研究課題/領域番号 |
10671114
|
研究機関 | 大阪大学 |
研究代表者 |
鍬方 安行 大阪大学, 医学系研究科, 助手 (50273678)
|
研究分担者 |
田中 裕 大阪大学, 医学系研究科, 助教授 (90252676)
杉本 壽 大阪大学, 医学系研究科, 教授 (90127241)
|
キーワード | 酸素運搬量 / 酸素消費量 / 酸素代謝 / 敗血症 / サイトカイン / Interleukin-1β / ショック |
研究概要 |
本研究の目的は、敗血症のkey cytokineのひとつであるinterleukin-1β(IL-1)の惹起する末梢血管抵抗減弱型ショックが、酸素運搬量(DO_2)-消費量(VO_2)関係におよぼす影響を明らかにすることである。

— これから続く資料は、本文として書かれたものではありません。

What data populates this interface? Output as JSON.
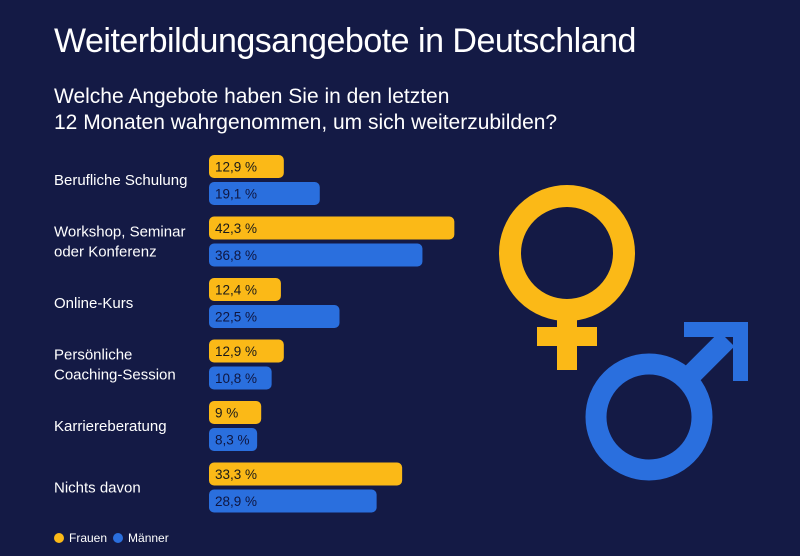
{
  "title": "Weiterbildungsangebote in Deutschland",
  "subtitle_line1": "Welche Angebote haben Sie in den letzten",
  "subtitle_line2": "12 Monaten wahrgenommen, um sich weiterzubilden?",
  "colors": {
    "background": "#141a45",
    "frauen": "#fbb917",
    "maenner": "#2a6fde"
  },
  "legend": {
    "frauen": "Frauen",
    "maenner": "Männer"
  },
  "icons": [
    "female-symbol-icon",
    "male-symbol-icon"
  ],
  "chart_data": {
    "type": "bar",
    "orientation": "horizontal",
    "categories": [
      [
        "Berufliche Schulung"
      ],
      [
        "Workshop, Seminar",
        "oder Konferenz"
      ],
      [
        "Online-Kurs"
      ],
      [
        "Persönliche",
        "Coaching-Session"
      ],
      [
        "Karriereberatung"
      ],
      [
        "Nichts davon"
      ]
    ],
    "series": [
      {
        "name": "Frauen",
        "values": [
          12.9,
          42.3,
          12.4,
          12.9,
          9,
          33.3
        ],
        "labels": [
          "12,9 %",
          "42,3 %",
          "12,4 %",
          "12,9 %",
          "9 %",
          "33,3 %"
        ]
      },
      {
        "name": "Männer",
        "values": [
          19.1,
          36.8,
          22.5,
          10.8,
          8.3,
          28.9
        ],
        "labels": [
          "19,1 %",
          "36,8 %",
          "22,5 %",
          "10,8 %",
          "8,3 %",
          "28,9 %"
        ]
      }
    ],
    "legend_position": "bottom-left",
    "grid": false
  }
}
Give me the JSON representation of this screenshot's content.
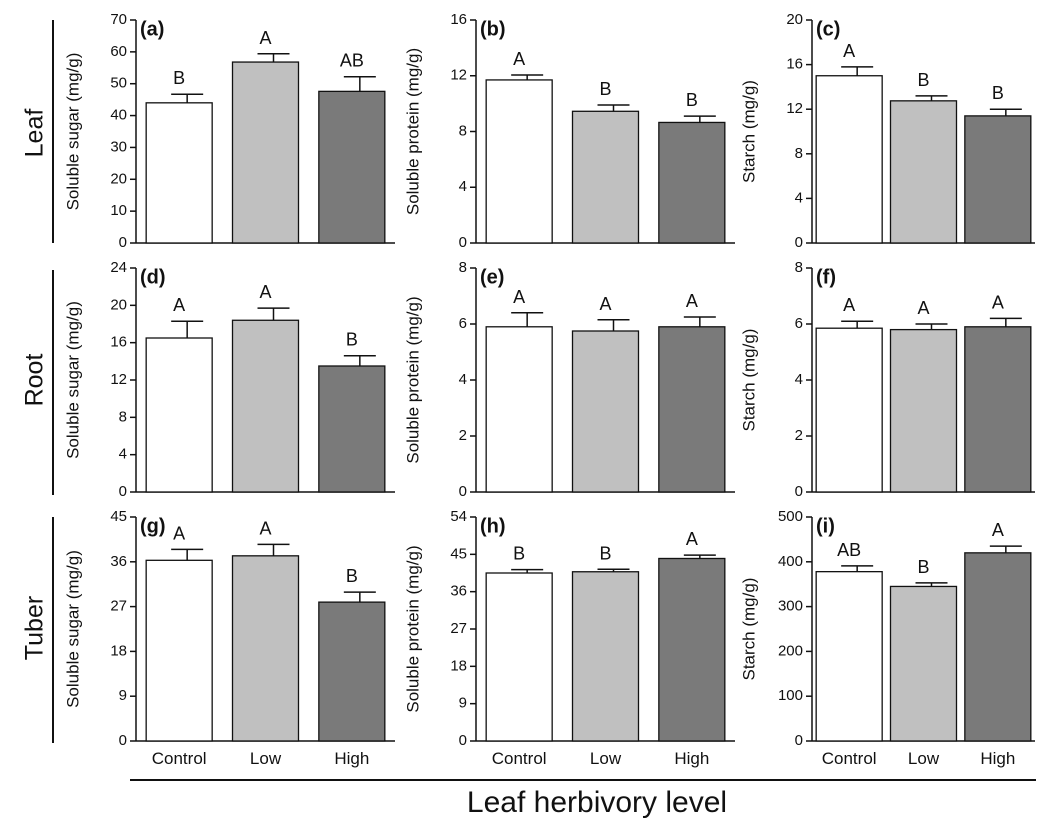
{
  "figure": {
    "xlabel": "Leaf herbivory level",
    "row_labels": [
      "Leaf",
      "Root",
      "Tuber"
    ],
    "categories": [
      "Control",
      "Low",
      "High"
    ],
    "bar_colors": [
      "#ffffff",
      "#c0c0c0",
      "#7a7a7a"
    ]
  },
  "chart_data": [
    {
      "type": "bar",
      "panel": "(a)",
      "ylabel": "Soluble sugar (mg/g)",
      "ylim": [
        0,
        70
      ],
      "yticks": [
        0,
        10,
        20,
        30,
        40,
        50,
        60,
        70
      ],
      "categories": [
        "Control",
        "Low",
        "High"
      ],
      "values": [
        44,
        56.8,
        47.6
      ],
      "errors": [
        2.7,
        2.6,
        4.6
      ],
      "letters": [
        "B",
        "A",
        "AB"
      ]
    },
    {
      "type": "bar",
      "panel": "(b)",
      "ylabel": "Soluble protein (mg/g)",
      "ylim": [
        0,
        16
      ],
      "yticks": [
        0,
        4,
        8,
        12,
        16
      ],
      "categories": [
        "Control",
        "Low",
        "High"
      ],
      "values": [
        11.7,
        9.45,
        8.65
      ],
      "errors": [
        0.35,
        0.45,
        0.45
      ],
      "letters": [
        "A",
        "B",
        "B"
      ]
    },
    {
      "type": "bar",
      "panel": "(c)",
      "ylabel": "Starch (mg/g)",
      "ylim": [
        0,
        20
      ],
      "yticks": [
        0,
        4,
        8,
        12,
        16,
        20
      ],
      "categories": [
        "Control",
        "Low",
        "High"
      ],
      "values": [
        15,
        12.75,
        11.4
      ],
      "errors": [
        0.8,
        0.45,
        0.6
      ],
      "letters": [
        "A",
        "B",
        "B"
      ]
    },
    {
      "type": "bar",
      "panel": "(d)",
      "ylabel": "Soluble sugar (mg/g)",
      "ylim": [
        0,
        24
      ],
      "yticks": [
        0,
        4,
        8,
        12,
        16,
        20,
        24
      ],
      "categories": [
        "Control",
        "Low",
        "High"
      ],
      "values": [
        16.5,
        18.4,
        13.5
      ],
      "errors": [
        1.8,
        1.3,
        1.1
      ],
      "letters": [
        "A",
        "A",
        "B"
      ]
    },
    {
      "type": "bar",
      "panel": "(e)",
      "ylabel": "Soluble protein (mg/g)",
      "ylim": [
        0,
        8
      ],
      "yticks": [
        0,
        2,
        4,
        6,
        8
      ],
      "categories": [
        "Control",
        "Low",
        "High"
      ],
      "values": [
        5.9,
        5.75,
        5.9
      ],
      "errors": [
        0.5,
        0.4,
        0.35
      ],
      "letters": [
        "A",
        "A",
        "A"
      ]
    },
    {
      "type": "bar",
      "panel": "(f)",
      "ylabel": "Starch (mg/g)",
      "ylim": [
        0,
        8
      ],
      "yticks": [
        0,
        2,
        4,
        6,
        8
      ],
      "categories": [
        "Control",
        "Low",
        "High"
      ],
      "values": [
        5.85,
        5.8,
        5.9
      ],
      "errors": [
        0.25,
        0.2,
        0.3
      ],
      "letters": [
        "A",
        "A",
        "A"
      ]
    },
    {
      "type": "bar",
      "panel": "(g)",
      "ylabel": "Soluble sugar (mg/g)",
      "ylim": [
        0,
        45
      ],
      "yticks": [
        0,
        9,
        18,
        27,
        36,
        45
      ],
      "categories": [
        "Control",
        "Low",
        "High"
      ],
      "values": [
        36.3,
        37.2,
        27.9
      ],
      "errors": [
        2.2,
        2.3,
        2.0
      ],
      "letters": [
        "A",
        "A",
        "B"
      ]
    },
    {
      "type": "bar",
      "panel": "(h)",
      "ylabel": "Soluble protein (mg/g)",
      "ylim": [
        0,
        54
      ],
      "yticks": [
        0,
        9,
        18,
        27,
        36,
        45,
        54
      ],
      "categories": [
        "Control",
        "Low",
        "High"
      ],
      "values": [
        40.5,
        40.8,
        44.0
      ],
      "errors": [
        0.8,
        0.6,
        0.8
      ],
      "letters": [
        "B",
        "B",
        "A"
      ]
    },
    {
      "type": "bar",
      "panel": "(i)",
      "ylabel": "Starch (mg/g)",
      "ylim": [
        0,
        500
      ],
      "yticks": [
        0,
        100,
        200,
        300,
        400,
        500
      ],
      "categories": [
        "Control",
        "Low",
        "High"
      ],
      "values": [
        378,
        345,
        420
      ],
      "errors": [
        13,
        8,
        15
      ],
      "letters": [
        "AB",
        "B",
        "A"
      ]
    }
  ]
}
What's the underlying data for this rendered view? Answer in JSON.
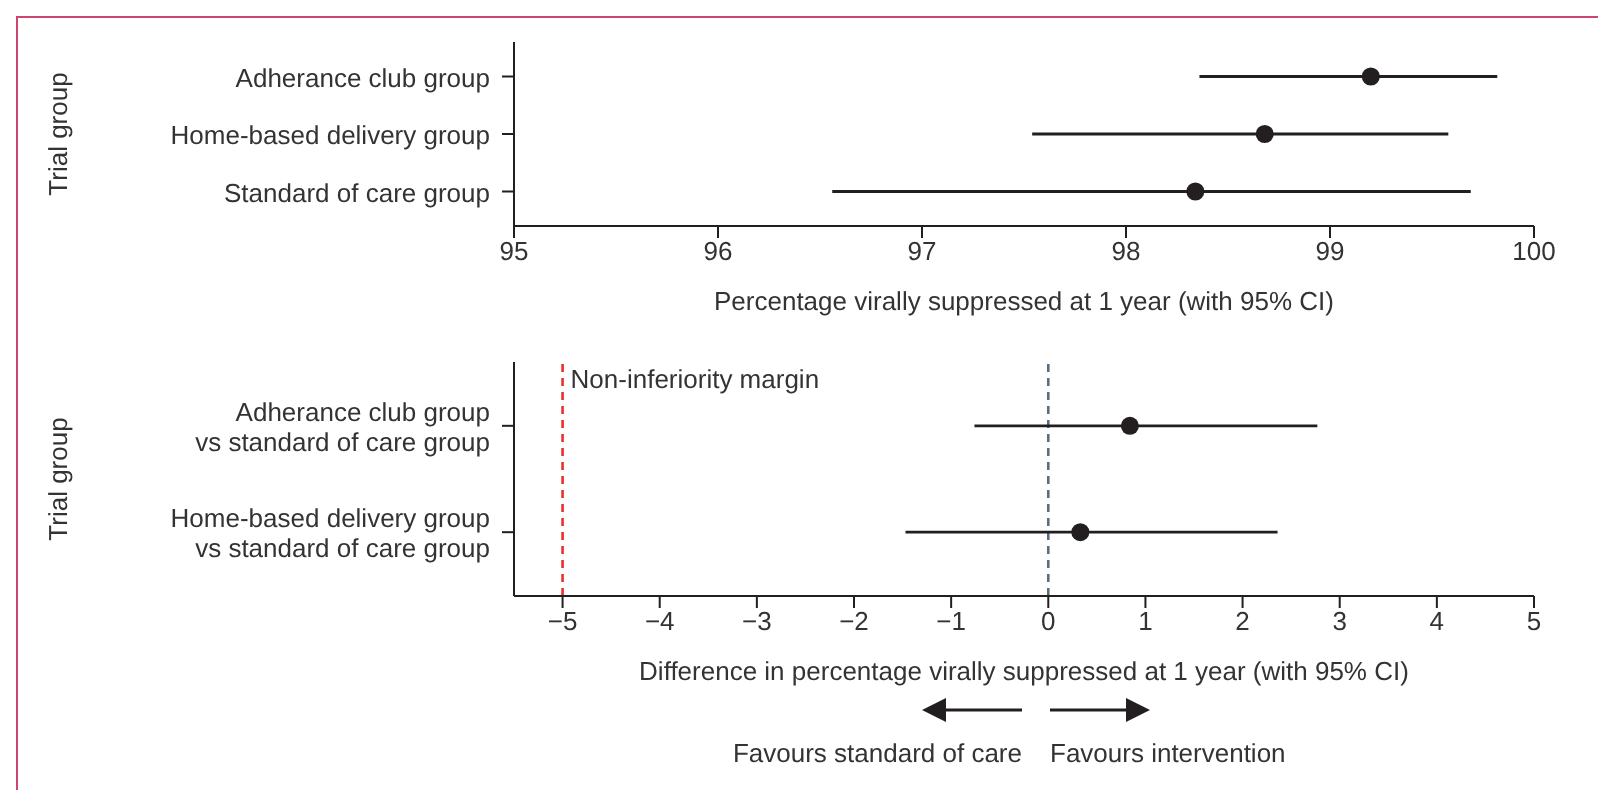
{
  "chart_data": [
    {
      "type": "scatter",
      "orientation": "horizontal",
      "grid": false,
      "ylabel": "Trial group",
      "xlabel": "Percentage virally suppressed at 1 year (with 95% CI)",
      "categories": [
        "Adherance club group",
        "Home-based delivery group",
        "Standard of care group"
      ],
      "color": "#231f20",
      "values": [
        99.2,
        98.68,
        98.34
      ],
      "errors": [
        [
          98.36,
          99.82
        ],
        [
          97.54,
          99.58
        ],
        [
          96.56,
          99.69
        ]
      ],
      "xlim": [
        95,
        100
      ],
      "xticks": [
        95,
        96,
        97,
        98,
        99,
        100
      ],
      "marker": "circle"
    },
    {
      "type": "scatter",
      "orientation": "horizontal",
      "grid": false,
      "ylabel": "Trial group",
      "xlabel": "Difference in percentage virally suppressed at 1 year (with 95% CI)",
      "categories": [
        "Adherance club group\nvs standard of care group",
        "Home-based delivery group\nvs standard of care group"
      ],
      "color": "#231f20",
      "values": [
        0.84,
        0.33
      ],
      "errors": [
        [
          -0.76,
          2.77
        ],
        [
          -1.47,
          2.36
        ]
      ],
      "xlim": [
        -5.5,
        5
      ],
      "xticks": [
        {
          "value": -5,
          "label": "−5"
        },
        {
          "value": -4,
          "label": "−4"
        },
        {
          "value": -3,
          "label": "−3"
        },
        {
          "value": -2,
          "label": "−2"
        },
        {
          "value": -1,
          "label": "−1"
        },
        0,
        1,
        2,
        3,
        4,
        5
      ],
      "ref_lines": [
        {
          "axis": "x",
          "value": -5,
          "label": "Non-inferiority margin",
          "color": "#e8312f",
          "line_style": "dashed"
        },
        {
          "axis": "x",
          "value": 0,
          "color": "#5a6e7e",
          "line_style": "dashed"
        }
      ],
      "annotations": [
        "Favours standard of care",
        "Favours intervention"
      ],
      "marker": "circle"
    }
  ]
}
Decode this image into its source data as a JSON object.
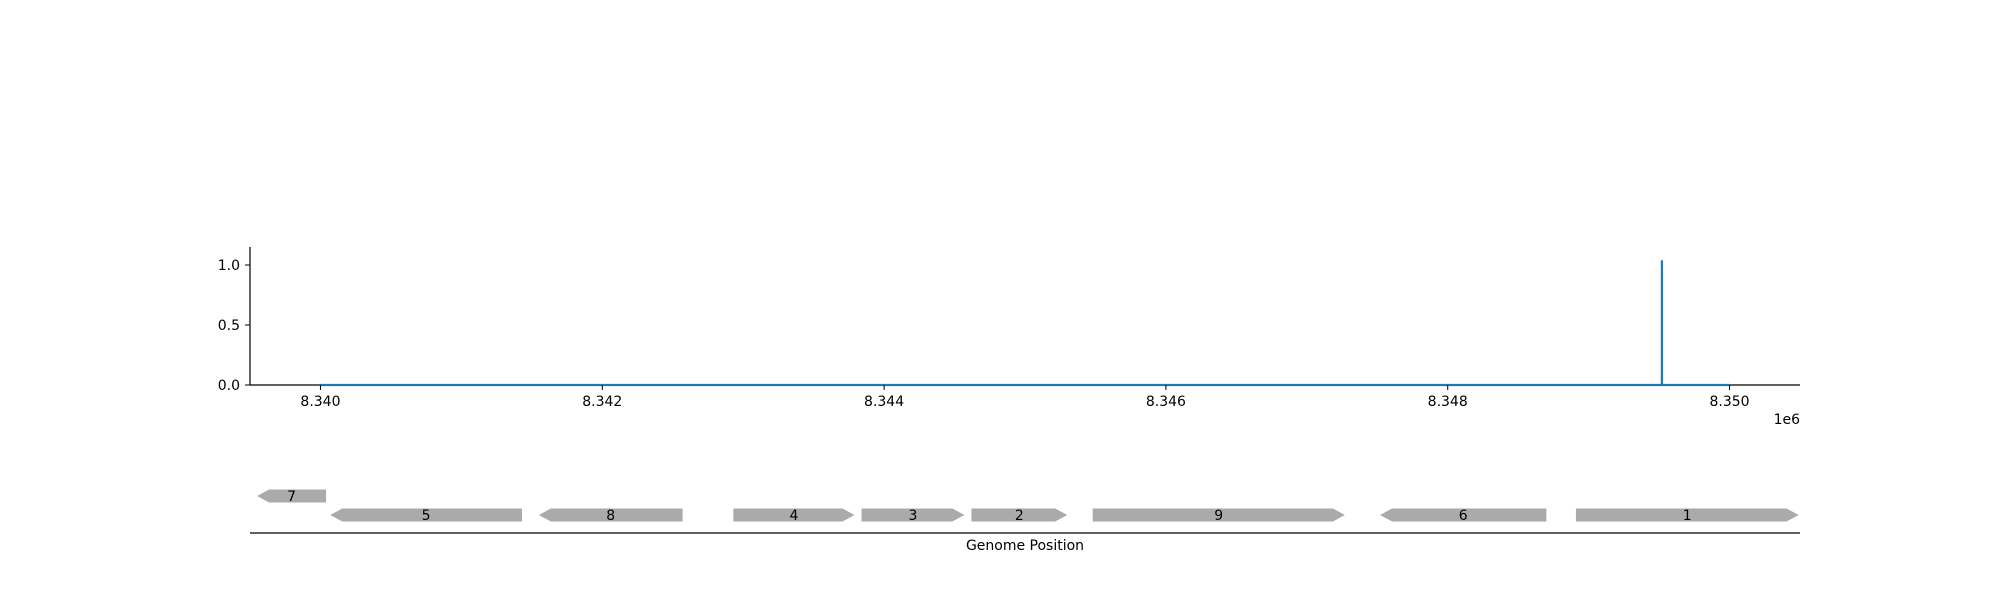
{
  "chart_data": {
    "type": "line",
    "xlabel": "Genome Position",
    "ylabel": "",
    "x_offset_label": "1e6",
    "xlim": [
      8339500,
      8350500
    ],
    "ylim": [
      0,
      1.15
    ],
    "x_ticks": [
      8.34,
      8.342,
      8.344,
      8.346,
      8.348,
      8.35
    ],
    "x_tick_labels": [
      "8.340",
      "8.342",
      "8.344",
      "8.346",
      "8.348",
      "8.350"
    ],
    "y_ticks": [
      0.0,
      0.5,
      1.0
    ],
    "y_tick_labels": [
      "0.0",
      "0.5",
      "1.0"
    ],
    "grid": false,
    "series": [
      {
        "color": "#1f77b4",
        "points": [
          [
            8340000,
            0
          ],
          [
            8349520,
            0
          ],
          [
            8349520,
            1.04
          ],
          [
            8349520,
            0
          ],
          [
            8350000,
            0
          ]
        ]
      }
    ],
    "genes": [
      {
        "label": "7",
        "start": 8339550,
        "end": 8340040,
        "strand": "-",
        "row": 1
      },
      {
        "label": "5",
        "start": 8340070,
        "end": 8341430,
        "strand": "-",
        "row": 0
      },
      {
        "label": "8",
        "start": 8341550,
        "end": 8342570,
        "strand": "-",
        "row": 0
      },
      {
        "label": "4",
        "start": 8342930,
        "end": 8343790,
        "strand": "+",
        "row": 0
      },
      {
        "label": "3",
        "start": 8343840,
        "end": 8344570,
        "strand": "+",
        "row": 0
      },
      {
        "label": "2",
        "start": 8344620,
        "end": 8345300,
        "strand": "+",
        "row": 0
      },
      {
        "label": "9",
        "start": 8345480,
        "end": 8347270,
        "strand": "+",
        "row": 0
      },
      {
        "label": "6",
        "start": 8347520,
        "end": 8348700,
        "strand": "-",
        "row": 0
      },
      {
        "label": "1",
        "start": 8348910,
        "end": 8350490,
        "strand": "+",
        "row": 0
      }
    ],
    "gene_color": "#aaaaaa"
  }
}
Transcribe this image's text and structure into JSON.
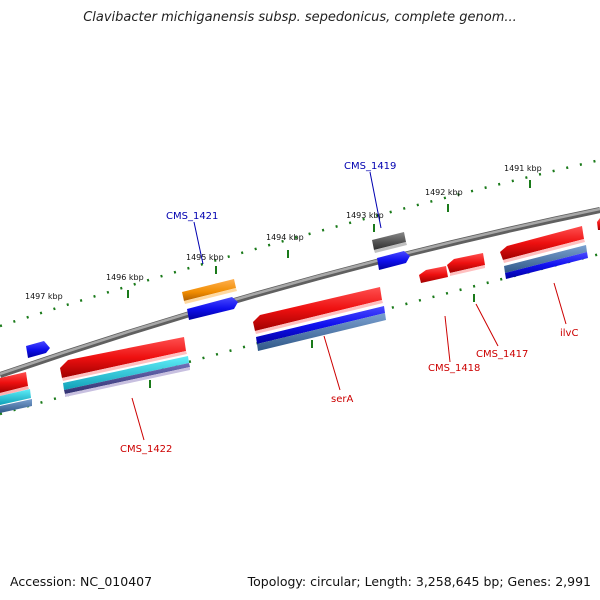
{
  "title": "Clavibacter michiganensis subsp. sepedonicus, complete genom...",
  "footer": {
    "accession": "Accession: NC_010407",
    "stats": "Topology: circular; Length: 3,258,645 bp; Genes: 2,991"
  },
  "ticks": [
    "1497 kbp",
    "1496 kbp",
    "1495 kbp",
    "1494 kbp",
    "1493 kbp",
    "1492 kbp",
    "1491 kbp"
  ],
  "genes": [
    {
      "name": "CMS_1421",
      "color": "#0000b0"
    },
    {
      "name": "CMS_1419",
      "color": "#0000b0"
    },
    {
      "name": "CMS_1422",
      "color": "#cc0000"
    },
    {
      "name": "serA",
      "color": "#cc0000"
    },
    {
      "name": "CMS_1418",
      "color": "#cc0000"
    },
    {
      "name": "CMS_1417",
      "color": "#cc0000"
    },
    {
      "name": "ilvC",
      "color": "#cc0000"
    }
  ],
  "colors": {
    "backbone": "#808080",
    "tick": "#1a7a1a",
    "forward_gene": "#1a1aee",
    "reverse_gene": "#ee1a1a",
    "rna": "#f08c00",
    "other": "#505050",
    "cyan": "#18c8d8",
    "steel": "#4a78b0",
    "purple": "#4a4890"
  }
}
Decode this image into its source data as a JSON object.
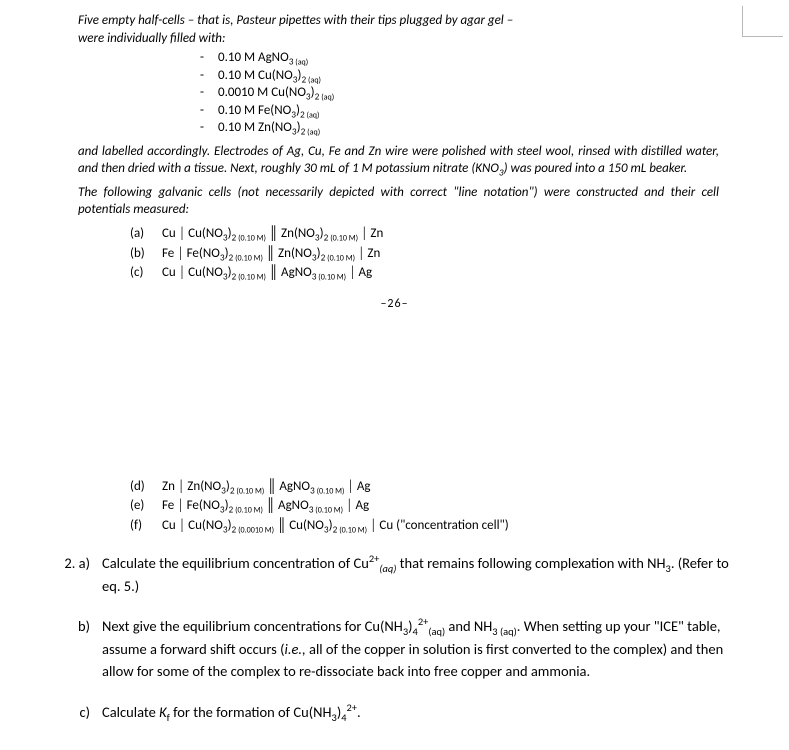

平成10年度に完成したウサギ可変心拍出量モデルを用いた。Hemodynamics、DO_2、VO_2のbaseline測定の後、IL-110μg/kgを静脈内投与(IL-1群;n=7)し、30分後から段階的に心タンポナーデによってDO_2を減少させてDO_2-VO_2曲線をプロットした。対照では等量の生理食塩水を静脈内投与(ctrl;n=8)し、同様に測定した。DO_2の臨界値(DO_2crit)はdual-line methodを用いて算出した。あわせて門脈血を採取し、DO_2と門脈血酸素分圧(PpO_2)、乳酸濃度(Plac)の関係を検討した。IL-1投与により、心拍出量に変化をきたすことなく(138±21 ml/kg/min from baseline 137±33)、平均動脈圧が有意に減少し(65±11 mmHg from baseline 85±7)、典型的な末梢血管抵抗減弱型の血行動態を示した。DO_2critは有意に左方偏位(8.7±1.7 ml/kg/min vs ctrl 11.7±0.7)し、supply-independent部分の勾配が急峻化(0.19±0.02 vs ctrl 0.11±0.02)した。IL-1群とctrlのDO_2-VO_2データ分析の乖離は、supply-independentの領域でDO_2低下とともに拡大し、DO_2crit以下ではむしろ差が消失した。IL-1群ではctrlに比し同等のDO_2にたいし、PpO_2およびPlacがより高値をとる傾向がみられた。IL-1群でのDO_2critの左方偏位は、あたかも組織酸素利用が向上したかの印象をあたえるが、重要なのはsupply-independent部分の勾配の急峻化である。この部分でVO_2がDO_2依存性に低下することは、一見十分なDO_2が確保されていても低酸素に陥った組織が存在することを示唆している。また、PpO_2、Placの測定結果から、末梢血管抵抗減弱にともなう組織血流分布異常が、腸循環で生じていることが示唆された。